The following macro is a recursive macro that starts for each subfolder in the given folders. You need both macros to be able to iterate through subfolders.

'Name macro and parameters
Sub Recursive(FolderPath As String)

'Dimension variables and declare data types
Dim Value As String, Folders() As String
Dim Folder As Variant, a As Long

'Resize variable Folders
ReDim Folders(0)

'Check if last two characters in variable FolderPath is equal to \\
'If True stop macro
If Right(FolderPath, 2) = "\\" Then Exit Sub

'Returns a String representing the name of a file, directory, or folder that matches a specified pattern or file attribute, or the volume label of a drive.
Value = Dir(FolderPath, &H1F)

'Do Until ... Loop statement
Do Until Value = ""

    'Check if value is equal to . or ..
    If Value = "." Or Value = ".." Then
    Else

        'Check if value is a folder
        If GetAttr(FolderPath & Value) = 16 Or GetAttr(FolderPath & Value) = 48 Then

            'Save value to array variable Folders
            Folders(UBound(Folders)) = Value

            'Add another container to array variable Folders
            ReDim Preserve Folders(UBound(Folders) + 1)
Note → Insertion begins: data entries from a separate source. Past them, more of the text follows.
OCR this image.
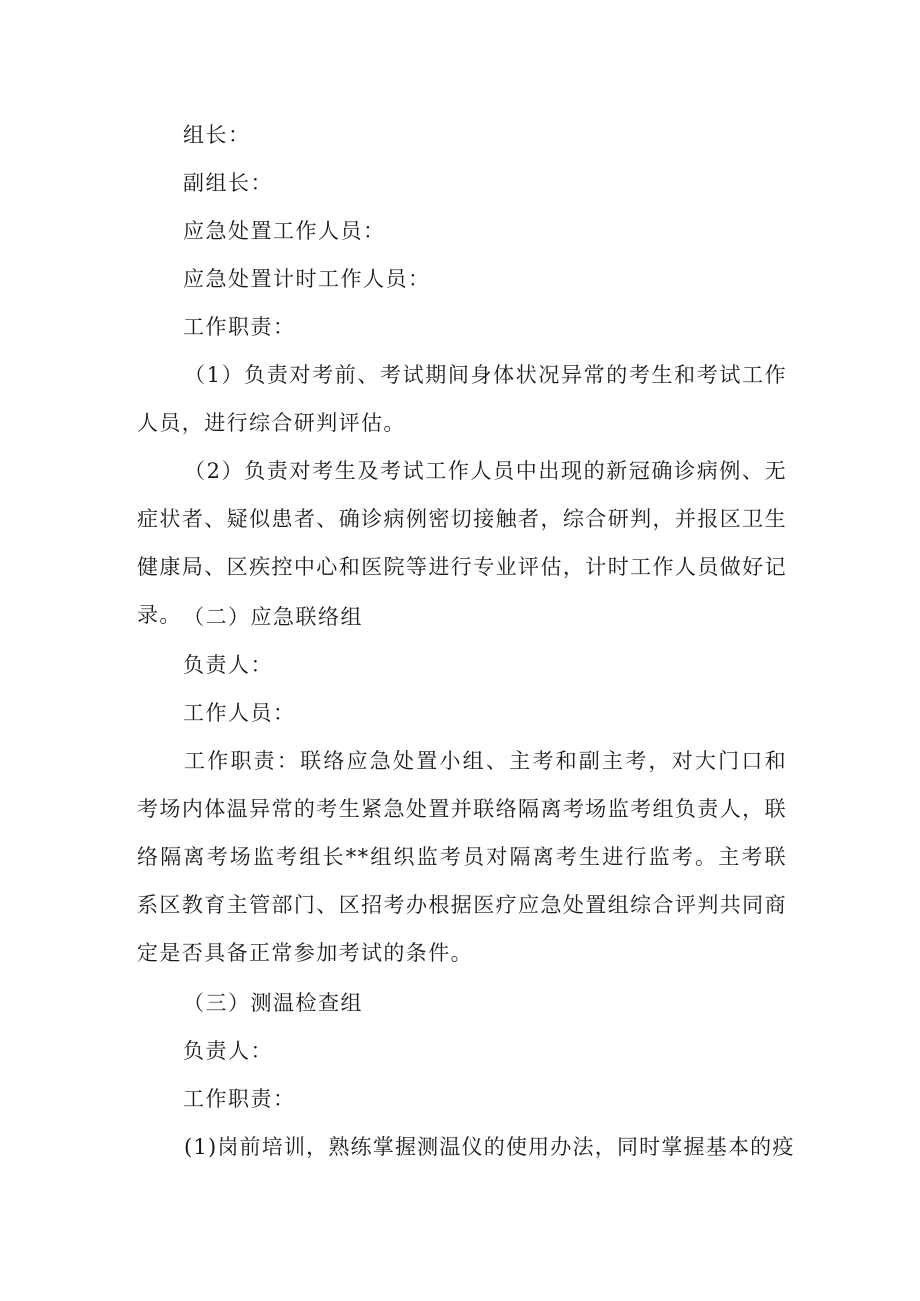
组长：
副组长：
应急处置工作人员：
应急处置计时工作人员：
工作职责：

（1）负责对考前、考试期间身体状况异常的考生和考试工作人员，进行综合研判评估。

（2）负责对考生及考试工作人员中出现的新冠确诊病例、无症状者、疑似患者、确诊病例密切接触者，综合研判，并报区卫生健康局、区疾控中心和医院等进行专业评估，计时工作人员做好记录。 （二）应急联络组
负责人：
工作人员：

工作职责：联络应急处置小组、主考和副主考，对大门口和考场内体温异常的考生紧急处置并联络隔离考场监考组负责人，联络隔离考场监考组长**组织监考员对隔离考生进行监考。主考联系区教育主管部门、区招考办根据医疗应急处置组综合评判共同商定是否具备正常参加考试的条件。

（三）测温检查组
负责人：
工作职责：
(1)岗前培训，熟练掌握测温仪的使用办法，同时掌握基本的疫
        'Continue here if Value is not a folder
        Else

            'Go to the last non empty value in column A and then move a cell down
            Lrow = ActiveSheet.Range("A" & Rows.Count).End(xlUp).Row + 1

            'Save folder path to Column A row Lrow
            ActiveSheet.Range("A" & Lrow) = FolderPath

            'Save Value to Column B row Lrow
            ActiveSheet.Range("B" & Lrow) = Value

            'Save file size to Column C row Lrow
            ActiveSheet.Range("C" & Lrow) = FileLen(FolderPath & Value)
        End If
    End If
    Value = Dir
Loop

'Iterate through all folders saved in array variable Folders
For Each Folder In Folders

    'Start macro Recursive with parameter Folder and a "\"
    Recursive FolderPath & Folder & "\"

'Continue with next Folder
Next Folder
End Sub